Tasked with the challenge to bring more ‘wonder and delight’ to the School refectory, the pupils’ work has certainly hit the right mark, with feedback including praise such as, “Year 8 have given Matisse a run for his money” and “I particularly like the patterns on the refectory floor on a sunny day”. So, we asked Design Teacher, Mrs Dell, to tell us how the transformation came about.
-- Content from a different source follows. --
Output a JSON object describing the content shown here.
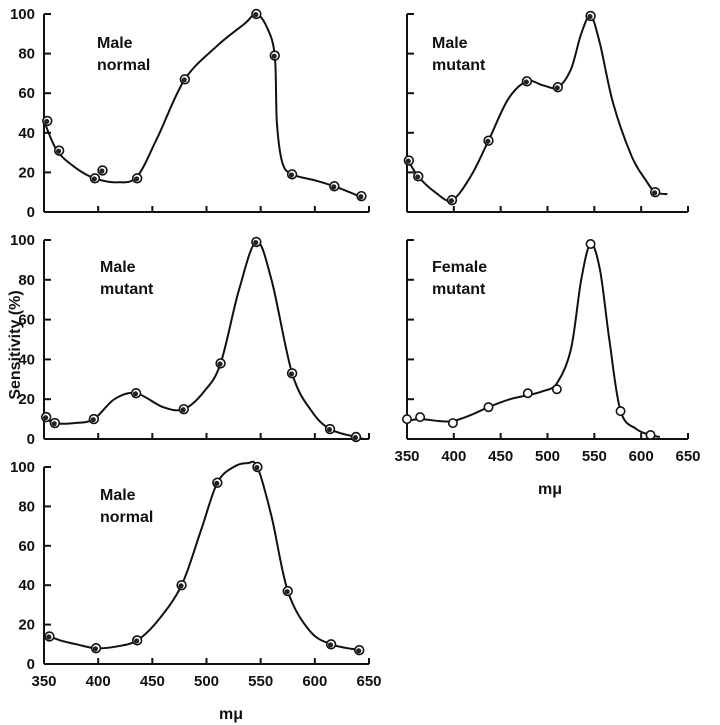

We start with the project brief, described by Mrs Dell:
The project required the pupils to design window treatments that invigorated and added interest and colour to the refectory, whilst still allowing in light.None of the refectory windows afforded a scenic view. The north-facing windows offered a view of grass and the south-facing windows a view of walls and more windows. I suggested that there may be architectural merit in leaving some clear glimpses and views of these historical features.
What materials were used?
We used 1220mm-wide, dyed transparent vinyl film. The vinyl film is sold in a selection of solid colours on a roll and is adhesive backed. It was cut into desired shapes and applied wet to the glass, and then fixed once dry. The nature of this material is that it can be layered or single layered. The pupils were asked to make test pieces to determine the best translation of a design.
Was there a theme for the project?
The theme for this project was ‘Oasis and Gardens: Food and Wonder’. The garden has long been a symbol of retreat and sustenance: the most respected gardeners being those with the ability to harness nature to produce food to consume, as well as creating places of pure wonder and delight. This reflects the context of the refectory as a place of food and sustenance and communal gathering. This project’s aim, therefore, was to bring more of the ‘wonder and delight’ to this space.
Were there any specific sources of inspiration?
Artists such as Henri Rousseau from the 19th century, Matisse from the 20th century and contemporary artists David Hockney and Angie Lewin provided inspiration so that the pupils could study and consider:
• Natural subject matter
• Colour and impact
• Composition and design.
Tell us more about the concept development process?
To help them think about the brief, pupils used Pinterest to source inspirational artists. They were shown how to create a mind map (visual diagram) in their sketchbooks, linking related items together with arrows or lines and asked to investigate and show evidence of thinking about:
• What questions could be asked of the brief?
• What they had observed in the refectory?
• Whether there were any other considerations?
• Which artist they were going to be inspired by?
And so it was that the refectory windows became visual works of art – particularly in their element when the sun shines. The entire Year Group came together in a collaborative project, with each class assigned either the north or south windows.
“Not only did it provide the opportunity for the pupils to participate in a ‘live project to intervene in the built environment’, but they learnt lessons about teamwork, the pros and cons of collaboration, the difficulties of translating ideas into reality. They all participated in lively debate when evaluating the finished scheme,” said Mrs Dell.
Now, with her maternity cover at Worth completed, Mrs Dell is about to start on a PGCE at Goldsmiths, University of London.